Arquivo da Categoria: na farmácia

hoje

cold

O dia começou bem… uma cliente que gostou do meu trabalho e da minha atenção foi à farmácia levar-me um presente. Diz que a ajudei muito e que gostou muito do meu gesto. Fico feliz quando acontece assim.
A minha tosse já está menos violenta e hoje até fiz uma sessão de fotografia com a D.
Obrigada D., pela tua paciência!!
E não sei bem porquê hoje lembrei-me desta praça linda, em Paris.

mais um domingo

60´s

de trabalho!
Mais uma semana que começa…
Hoje tropecei neste bocadinho de palavras:
“(…) talvez o sofrimento seja lançado às multidões em punhados e talvez o grosso caia em cima de uns e pouco ou nada em cima de outros (…)”

(José Luís Peixoto)

Reflicto. Embora esteja cansada hoje… felizmente não tenho grandes razões para me queixar.
A minha foto saiu hoje, no PHProject!

quase filosófico

Atendo doentes muito parvos. Outros muito simpáticos. Outros assim assim. E outros quase filosóficos.
“Tenho tanta pena de não saber quem sou!”
Foi assim que hoje uma senhora, com doença de Alzheimer, com os olhos cheios de lágrimas, me explicou que como se sentia mal…
E são estas pequenas grandes questões que, postas assim, quase me assustam.
Eu acho que sei quem sou e quase nem dou valor a isso.

reflexos

Na nova farmácia há um quadro magnético e um cestinho com letras coloridas para os mais pequenos brincarem enquanto os grandes são atendidos. Hoje, à saída, olhei para o quadro e alguém tinha escrito ‘a vida e bela’. Por cima do quadro a luz criava curiosos relfexos. Um coração e um sol.

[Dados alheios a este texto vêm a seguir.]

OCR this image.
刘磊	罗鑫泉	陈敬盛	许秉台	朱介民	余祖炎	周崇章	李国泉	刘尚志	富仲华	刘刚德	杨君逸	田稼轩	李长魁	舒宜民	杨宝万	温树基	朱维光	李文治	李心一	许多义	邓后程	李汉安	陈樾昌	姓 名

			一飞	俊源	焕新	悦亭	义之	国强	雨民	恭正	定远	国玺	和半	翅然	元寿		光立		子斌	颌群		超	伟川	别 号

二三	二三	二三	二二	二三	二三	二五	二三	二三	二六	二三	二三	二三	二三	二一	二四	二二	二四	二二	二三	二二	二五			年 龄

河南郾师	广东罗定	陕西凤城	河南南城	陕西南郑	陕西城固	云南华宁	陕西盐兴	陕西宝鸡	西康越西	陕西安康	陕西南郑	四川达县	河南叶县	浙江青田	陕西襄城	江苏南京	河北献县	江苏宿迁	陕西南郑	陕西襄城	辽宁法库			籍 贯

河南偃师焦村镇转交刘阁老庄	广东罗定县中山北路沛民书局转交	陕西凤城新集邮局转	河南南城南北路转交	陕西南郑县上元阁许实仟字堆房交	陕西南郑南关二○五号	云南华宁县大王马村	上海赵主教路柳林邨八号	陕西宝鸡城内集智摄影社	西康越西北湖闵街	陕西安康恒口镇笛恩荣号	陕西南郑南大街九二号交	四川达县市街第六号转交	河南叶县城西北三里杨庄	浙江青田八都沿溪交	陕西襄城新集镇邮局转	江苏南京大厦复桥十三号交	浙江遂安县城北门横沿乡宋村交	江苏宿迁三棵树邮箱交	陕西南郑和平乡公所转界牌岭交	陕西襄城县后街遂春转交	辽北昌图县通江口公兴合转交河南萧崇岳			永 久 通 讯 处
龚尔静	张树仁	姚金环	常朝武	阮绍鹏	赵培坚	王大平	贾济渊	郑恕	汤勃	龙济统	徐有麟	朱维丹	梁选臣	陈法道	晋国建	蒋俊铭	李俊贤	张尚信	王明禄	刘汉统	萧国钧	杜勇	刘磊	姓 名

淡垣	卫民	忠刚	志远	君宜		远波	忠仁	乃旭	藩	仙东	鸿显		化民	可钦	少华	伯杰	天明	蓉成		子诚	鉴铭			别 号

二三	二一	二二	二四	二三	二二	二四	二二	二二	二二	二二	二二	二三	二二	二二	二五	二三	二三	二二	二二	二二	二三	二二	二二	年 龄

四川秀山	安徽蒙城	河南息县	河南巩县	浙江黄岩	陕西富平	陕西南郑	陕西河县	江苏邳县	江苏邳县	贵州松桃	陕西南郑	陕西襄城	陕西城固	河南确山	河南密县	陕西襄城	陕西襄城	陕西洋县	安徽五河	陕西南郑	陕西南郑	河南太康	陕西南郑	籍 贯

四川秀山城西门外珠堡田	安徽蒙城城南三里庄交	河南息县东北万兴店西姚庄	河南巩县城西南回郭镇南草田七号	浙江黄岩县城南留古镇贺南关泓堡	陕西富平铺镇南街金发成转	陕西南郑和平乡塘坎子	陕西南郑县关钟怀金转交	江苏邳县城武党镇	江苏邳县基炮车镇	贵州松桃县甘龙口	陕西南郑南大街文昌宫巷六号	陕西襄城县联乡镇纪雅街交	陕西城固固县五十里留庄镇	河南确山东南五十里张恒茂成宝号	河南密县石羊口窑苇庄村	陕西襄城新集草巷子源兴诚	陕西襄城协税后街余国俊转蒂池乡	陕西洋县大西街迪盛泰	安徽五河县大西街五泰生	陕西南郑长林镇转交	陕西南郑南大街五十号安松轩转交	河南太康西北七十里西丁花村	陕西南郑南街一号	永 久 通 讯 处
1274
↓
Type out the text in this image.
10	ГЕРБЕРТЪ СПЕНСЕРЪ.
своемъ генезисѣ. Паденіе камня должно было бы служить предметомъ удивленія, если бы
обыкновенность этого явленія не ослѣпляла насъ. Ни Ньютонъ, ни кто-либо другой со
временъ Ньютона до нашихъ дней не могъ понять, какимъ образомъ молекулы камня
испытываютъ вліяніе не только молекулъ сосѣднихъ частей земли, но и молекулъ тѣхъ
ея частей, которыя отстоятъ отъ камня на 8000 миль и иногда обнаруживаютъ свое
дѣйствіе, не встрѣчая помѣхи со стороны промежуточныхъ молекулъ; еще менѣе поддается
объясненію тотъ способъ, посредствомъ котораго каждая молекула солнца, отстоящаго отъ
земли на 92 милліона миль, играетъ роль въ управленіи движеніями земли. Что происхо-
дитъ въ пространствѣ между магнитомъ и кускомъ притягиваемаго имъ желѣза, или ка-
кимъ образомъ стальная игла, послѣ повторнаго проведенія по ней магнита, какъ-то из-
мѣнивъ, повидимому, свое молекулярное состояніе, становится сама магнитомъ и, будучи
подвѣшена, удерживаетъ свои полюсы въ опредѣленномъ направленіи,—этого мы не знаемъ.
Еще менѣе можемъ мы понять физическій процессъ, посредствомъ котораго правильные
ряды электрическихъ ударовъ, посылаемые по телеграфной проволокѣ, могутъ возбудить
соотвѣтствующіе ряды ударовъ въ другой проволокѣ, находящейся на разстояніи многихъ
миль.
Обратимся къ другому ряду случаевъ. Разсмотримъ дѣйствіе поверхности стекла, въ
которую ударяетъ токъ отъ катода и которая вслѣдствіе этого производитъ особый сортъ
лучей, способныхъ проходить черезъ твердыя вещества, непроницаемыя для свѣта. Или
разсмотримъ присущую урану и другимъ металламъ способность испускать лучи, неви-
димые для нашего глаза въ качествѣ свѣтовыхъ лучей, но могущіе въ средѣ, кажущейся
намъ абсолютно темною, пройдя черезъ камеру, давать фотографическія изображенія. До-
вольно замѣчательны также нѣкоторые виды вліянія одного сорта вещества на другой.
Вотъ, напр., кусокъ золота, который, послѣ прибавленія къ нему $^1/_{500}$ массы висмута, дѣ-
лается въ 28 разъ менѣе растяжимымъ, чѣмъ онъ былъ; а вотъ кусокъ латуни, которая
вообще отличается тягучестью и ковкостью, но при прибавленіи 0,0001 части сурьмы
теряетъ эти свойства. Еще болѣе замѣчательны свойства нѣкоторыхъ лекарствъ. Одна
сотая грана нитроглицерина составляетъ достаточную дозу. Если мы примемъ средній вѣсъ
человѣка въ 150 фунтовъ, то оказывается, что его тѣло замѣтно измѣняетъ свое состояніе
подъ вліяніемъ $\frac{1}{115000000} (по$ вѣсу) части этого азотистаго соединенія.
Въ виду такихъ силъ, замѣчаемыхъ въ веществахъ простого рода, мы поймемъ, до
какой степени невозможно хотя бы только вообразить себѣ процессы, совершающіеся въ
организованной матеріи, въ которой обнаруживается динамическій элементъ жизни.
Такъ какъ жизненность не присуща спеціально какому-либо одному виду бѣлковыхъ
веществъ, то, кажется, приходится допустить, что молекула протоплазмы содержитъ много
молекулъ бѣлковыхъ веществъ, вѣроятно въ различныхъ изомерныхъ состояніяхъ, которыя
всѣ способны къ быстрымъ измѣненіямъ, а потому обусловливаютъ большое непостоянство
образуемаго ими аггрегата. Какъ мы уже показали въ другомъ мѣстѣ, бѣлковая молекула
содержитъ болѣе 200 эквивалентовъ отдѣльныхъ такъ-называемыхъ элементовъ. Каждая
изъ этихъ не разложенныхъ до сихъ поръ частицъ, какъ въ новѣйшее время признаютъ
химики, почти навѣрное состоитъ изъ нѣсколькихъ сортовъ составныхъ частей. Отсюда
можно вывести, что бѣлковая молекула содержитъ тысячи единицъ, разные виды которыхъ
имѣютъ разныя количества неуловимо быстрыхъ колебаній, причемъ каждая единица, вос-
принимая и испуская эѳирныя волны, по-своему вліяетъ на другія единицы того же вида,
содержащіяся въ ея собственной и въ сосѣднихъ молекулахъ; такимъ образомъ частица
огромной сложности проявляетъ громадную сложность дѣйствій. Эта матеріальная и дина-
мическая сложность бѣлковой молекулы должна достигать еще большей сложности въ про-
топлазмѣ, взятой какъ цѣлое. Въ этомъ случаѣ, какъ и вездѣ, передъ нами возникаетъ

Não pude deixar de sorrir. Não pude deixar de fotografar.

Parabéns mano J.! Chegou o dia em que tudo se tornou bem mais claro. =)

de não saber o que me espera…

…De não saber o que me espera
Tirei a sorte à minha guerra
Recolhi sombras onde vira
Luzes de orvalho ao meio-dia…

Ouve-se aqui.
(Zeca Afonso)

Na minha nova guerra ainda recolho sombras e luzes de orvalho. Ainda não sei do que gosto e do que não gosto. Ainda me estou a adaptar… O tempo ajudará a aclarar as impressões.

1fim.

Para se começarem coisas novas é preciso por um fim nas mais antigas. Às vezes é preciso um ponto final, parágrafo.
Hoje foi o meu último dia na farmácia onde trabalhei quase 5 anos. E nesse tempo inevitavelmente se vão coleccionando coisas. Boas e más.
Quero recordar as boas, aquelas de que sei que terei saudades. Os meus colegas de trabalho que sei que vão sentir a minha falta. Os doentes mais simpáticos, os mais carismáticos, aqueles de quem sabia os nomes e as doenças e as manias, as vidas e os desabafos contados. Aqueles de quem me vou lembrar várias vezes. Trabalhava numa pequena vila. Os senhores sentavam-se no jardim e levantavam o chapéu para me cumprimentar. Eh Doutora, boa tarde! O Sr. Júlio que ia todos os dias entregar o jornal de manhã. O Sr. João que queria só indicamentos dos mais caros. A D. Piedade sempre a pedir desculpa por estar a incomodar. A D.Alzira que passava o ano inteiro a falar do bolo-rei que nos ia oferecer no dia dos reis. Conheci histórias muito tristes, outras batalhas corajosamente vencidas. Conheci pessoas muito boas e outras muito más.
Acabaram as viagens de 40minutos antes das 9 e depois das 19h. Agora posso ir de bicicleta para o meu novo trabalho.
Acabaram as horas de almoço passadas na biblioteca. Vou saborear melhor a minha casa.
A rotina mudará.
Não sei bem o que me espera…
Mas sei que conhecerei outros mundos, outras lágrimas e novos sorrisos.
E eu gosto de mudar.

é bom quando…

… digo a alguém que o teste de gravidez deu positivo e os olhos da pessoa se enchem de sorrisos!
… o M. e eu partilhamos um gelado no sofá a ver um filme, com a Mia sossegada a dormir ao colo.
… se tiram fotografias que conseguem fazer recordar para sempre lugares bonitos, assim como esta em Cassis.

le bateau

sim ou não?

ansiedade
s. f.
1. Comoção aflitiva do espírito que receia que uma coisa suceda ou não.
2. Sofrimento de quem espera o que é certo vir; impaciência.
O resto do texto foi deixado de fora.